サンプルが偽物だったことからすっかり分が悪くなった鉛中毒説ですが、今回のハーバード大の研究では、ケンブリッジ大チームが遺伝子解析でベートーベンのものと結論付けた2種の毛髪をサンプルとして用いました。

1つは「ハルムとセイヤーの房(0.0284グラム)」と呼ばれるもので、ベートーベン自身が1826年4月にピアニストのアントン・ハルムに手渡し、後に伝記作家のアレクサンダー・ウィーロック・セイヤーに渡ったものです。もう1つは「ベルマンの房(0.0413グラム)」で、1820年後半から27年3月の間に切られたと推定されます。

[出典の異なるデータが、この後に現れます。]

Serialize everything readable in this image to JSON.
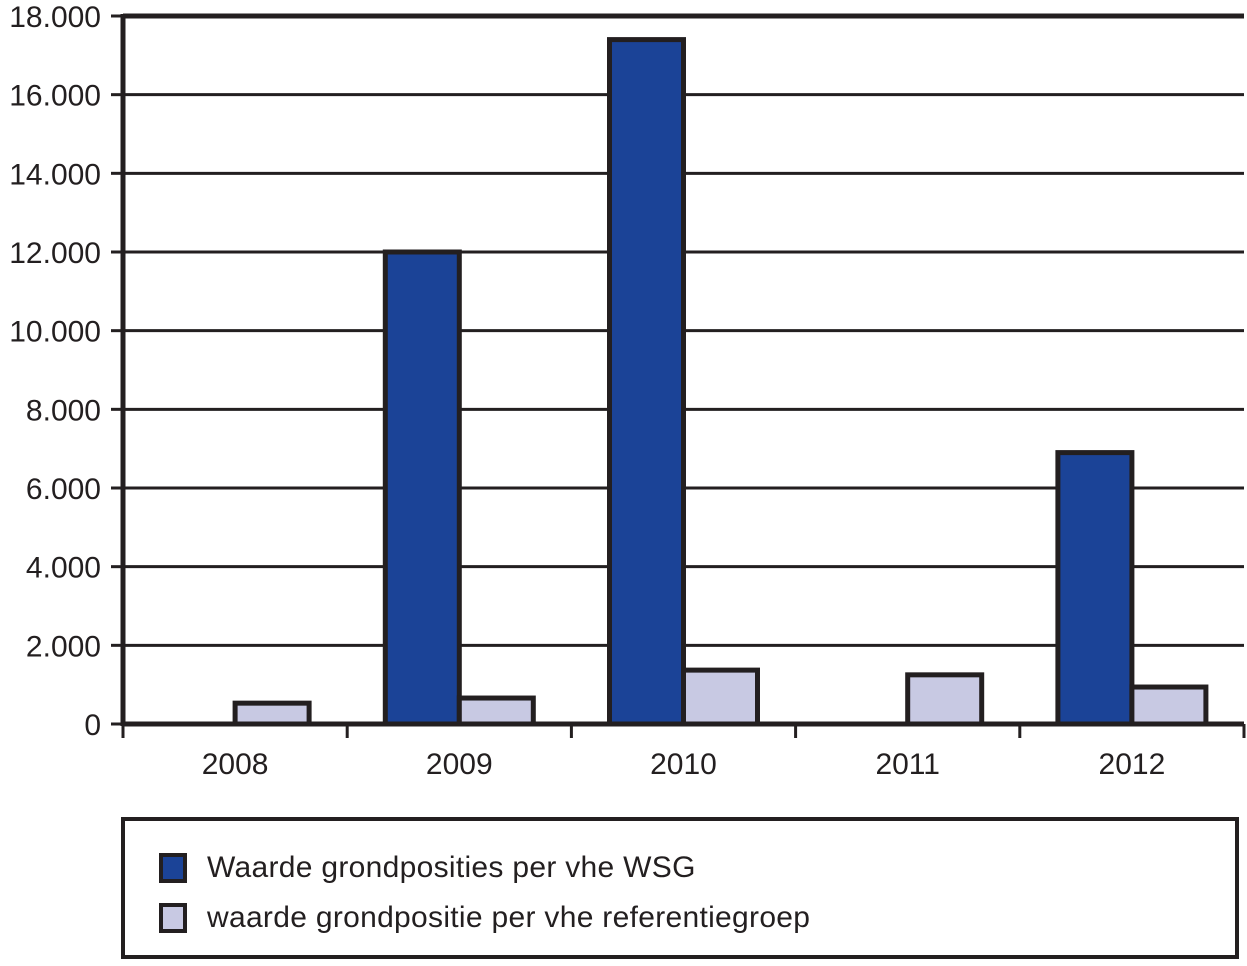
{
  "chart_data": {
    "type": "bar",
    "title": "",
    "xlabel": "",
    "ylabel": "",
    "categories": [
      "2008",
      "2009",
      "2010",
      "2011",
      "2012"
    ],
    "series": [
      {
        "name": "Waarde grondposities per vhe WSG",
        "color": "#1b4397",
        "values": [
          0,
          12000,
          17400,
          0,
          6900
        ]
      },
      {
        "name": "waarde grondpositie per vhe referentiegroep",
        "color": "#c8c9e3",
        "values": [
          530,
          660,
          1370,
          1250,
          940
        ]
      }
    ],
    "ylim": [
      0,
      18000
    ],
    "yticks": [
      0,
      2000,
      4000,
      6000,
      8000,
      10000,
      12000,
      14000,
      16000,
      18000
    ],
    "ytick_labels": [
      "0",
      "2.000",
      "4.000",
      "6.000",
      "8.000",
      "10.000",
      "12.000",
      "14.000",
      "16.000",
      "18.000"
    ],
    "grid": true,
    "legend_position": "bottom"
  },
  "legend": {
    "items": [
      {
        "label": "Waarde grondposities per vhe WSG",
        "color": "#1b4397"
      },
      {
        "label": "waarde grondpositie per vhe referentiegroep",
        "color": "#c8c9e3"
      }
    ]
  }
}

研究者たちは、2房の髪の外部汚染を取り除くため洗剤で洗い、乾燥させてから2種の誘導結合プラズマ質量分析を行いました。その結果、ハルムとセイヤーの房では1グラムあたり380マイクログラムと369マイクログラム、ベルマンの房では1グラムあたり258 マイクログラムと254マイクログラムの鉛が検出されました。これは、通常範囲の上限(1グラムあたり4マイクログラム以下)のそれぞれ約95倍と約64倍に当たりました。

高濃度の重金属が毛髪に蓄積された理由

また、アメリカ疾病予防管理センター(CDC)が提案する毛髪鉛濃度から血中鉛濃度への変換式を使用すると、ベートーベンの血中鉛濃度は1デシリットル当たり69~71マイクログラムと推定されました。研究チームによると、このレベルの血中鉛濃度は一般的に胃腸障害や腎疾患、聴力低下と関連しますが、死亡の唯一の原因となる程度ではないと言います。

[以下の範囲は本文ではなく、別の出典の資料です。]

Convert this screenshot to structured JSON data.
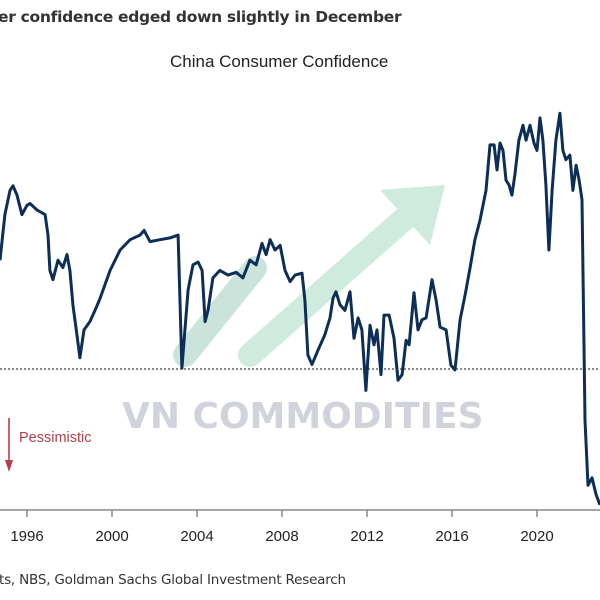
{
  "header": {
    "title": "er confidence edged down slightly in December"
  },
  "footer": {
    "source": "ts, NBS, Goldman Sachs Global Investment Research"
  },
  "annotation": {
    "pessimistic": "Pessimistic",
    "color": "#b0404a"
  },
  "watermark": "VN COMMODITIES",
  "chart_data": {
    "type": "line",
    "title": "China Consumer Confidence",
    "xlabel": "",
    "ylabel": "",
    "x_ticks": [
      "1996",
      "2000",
      "2004",
      "2008",
      "2012",
      "2016",
      "2020"
    ],
    "xlim": [
      1994.7,
      2023.0
    ],
    "reference_line": 100,
    "grid": false,
    "line_color": "#0d2f57",
    "series": [
      {
        "x": [
          1994.73,
          1994.96,
          1995.2,
          1995.34,
          1995.53,
          1995.76,
          1996.0,
          1996.14,
          1996.47,
          1996.85,
          1996.99,
          1997.08,
          1997.22,
          1997.46,
          1997.69,
          1997.88,
          1998.02,
          1998.16,
          1998.35,
          1998.49,
          1998.68,
          1998.96,
          1999.2,
          1999.44,
          1999.91,
          2000.38,
          2000.85,
          2001.32,
          2001.51,
          2001.79,
          2002.26,
          2002.73,
          2003.11,
          2003.29,
          2003.58,
          2003.81,
          2004.05,
          2004.24,
          2004.38,
          2004.52,
          2004.75,
          2005.08,
          2005.46,
          2005.84,
          2006.16,
          2006.49,
          2006.78,
          2007.06,
          2007.25,
          2007.44,
          2007.67,
          2007.91,
          2008.14,
          2008.38,
          2008.61,
          2008.94,
          2009.08,
          2009.22,
          2009.41,
          2009.69,
          2010.02,
          2010.26,
          2010.4,
          2010.54,
          2010.73,
          2010.96,
          2011.2,
          2011.39,
          2011.58,
          2011.76,
          2011.95,
          2012.14,
          2012.33,
          2012.47,
          2012.66,
          2012.8,
          2013.04,
          2013.27,
          2013.46,
          2013.65,
          2013.84,
          2013.98,
          2014.21,
          2014.4,
          2014.59,
          2014.78,
          2015.06,
          2015.25,
          2015.44,
          2015.72,
          2015.95,
          2016.14,
          2016.38,
          2016.61,
          2016.85,
          2017.08,
          2017.32,
          2017.6,
          2017.79,
          2017.98,
          2018.12,
          2018.26,
          2018.4,
          2018.54,
          2018.68,
          2018.82,
          2018.96,
          2019.15,
          2019.34,
          2019.48,
          2019.67,
          2019.86,
          2020.0,
          2020.14,
          2020.28,
          2020.42,
          2020.56,
          2020.71,
          2020.89,
          2021.08,
          2021.22,
          2021.36,
          2021.55,
          2021.69,
          2021.84,
          2021.98,
          2022.12,
          2022.26,
          2022.4,
          2022.59,
          2022.78,
          2022.96
        ],
        "values": [
          111.7,
          116.6,
          119.2,
          119.7,
          118.7,
          116.6,
          117.6,
          117.8,
          117.1,
          116.6,
          114.4,
          110.6,
          109.6,
          111.7,
          110.9,
          112.3,
          110.6,
          106.9,
          103.7,
          101.2,
          104.2,
          105.1,
          106.3,
          107.6,
          110.6,
          112.8,
          113.9,
          114.4,
          114.9,
          113.7,
          113.9,
          114.1,
          114.4,
          100.1,
          108.5,
          111.2,
          111.5,
          110.6,
          105.1,
          106.3,
          109.8,
          110.6,
          110.1,
          110.4,
          109.8,
          111.7,
          111.2,
          113.5,
          112.3,
          113.9,
          112.8,
          113.3,
          110.6,
          109.4,
          110.1,
          110.3,
          107.4,
          101.5,
          100.5,
          102.0,
          103.7,
          105.5,
          107.6,
          108.3,
          106.9,
          106.3,
          108.3,
          103.3,
          105.5,
          104.2,
          97.7,
          104.7,
          102.6,
          104.2,
          99.4,
          105.8,
          105.8,
          103.3,
          98.8,
          99.4,
          103.1,
          102.6,
          108.2,
          104.2,
          105.3,
          105.5,
          109.6,
          107.4,
          104.5,
          104.2,
          100.4,
          99.9,
          105.3,
          107.9,
          110.9,
          113.9,
          116.0,
          119.2,
          124.1,
          124.1,
          121.4,
          124.3,
          123.5,
          120.3,
          119.8,
          118.7,
          120.9,
          124.6,
          126.2,
          124.6,
          126.2,
          124.3,
          123.5,
          127.0,
          124.6,
          119.8,
          112.8,
          119.2,
          124.6,
          127.5,
          123.5,
          122.5,
          123.0,
          119.2,
          121.9,
          120.3,
          118.2,
          94.5,
          87.5,
          88.3,
          86.5,
          85.4
        ]
      }
    ]
  }
}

さらに、ベートーベンには梅毒にかかっていた疑惑がありますが、これまでは根拠が見つかりませんでした。ところが今回の研究では、2組の毛髪の両方からヒ素と水銀も検出され、通常範囲 (1グラム当たり1マイクログラム以下) と比べて、ヒ素は約13倍、水銀は約4倍と高濃度でした。水銀は梅毒の治療に使われるため、今後の研究次第では証拠の1つになるかもしれません。

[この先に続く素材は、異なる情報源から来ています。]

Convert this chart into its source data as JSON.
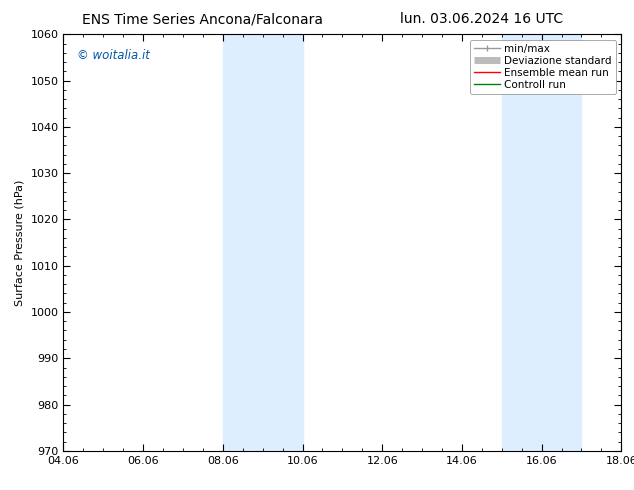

毛髪になぜ高濃度の重金属が蓄積されたかについて、リファイ博士は①ワインの味付けに用いられていた、②当時、ドナウ川には産業廃液が流れ込んでいたが、そこで捕れた魚が消費されていた、③医療行為(晩年のベートーベンは金属機器を使って腹水を頻繁に抜いてもらっていた)などが考えられると語っています。

難聴や人格変化に苦しみながら「遺書」を記し、死後に原因を解明してほしいと切に願いつつ、その後25年間も美しい音楽を作り続けたベートーベン。200年後の科学技術で検証され、後世の人々が真相を理解すれば、きっと魂が慰められるでしょう。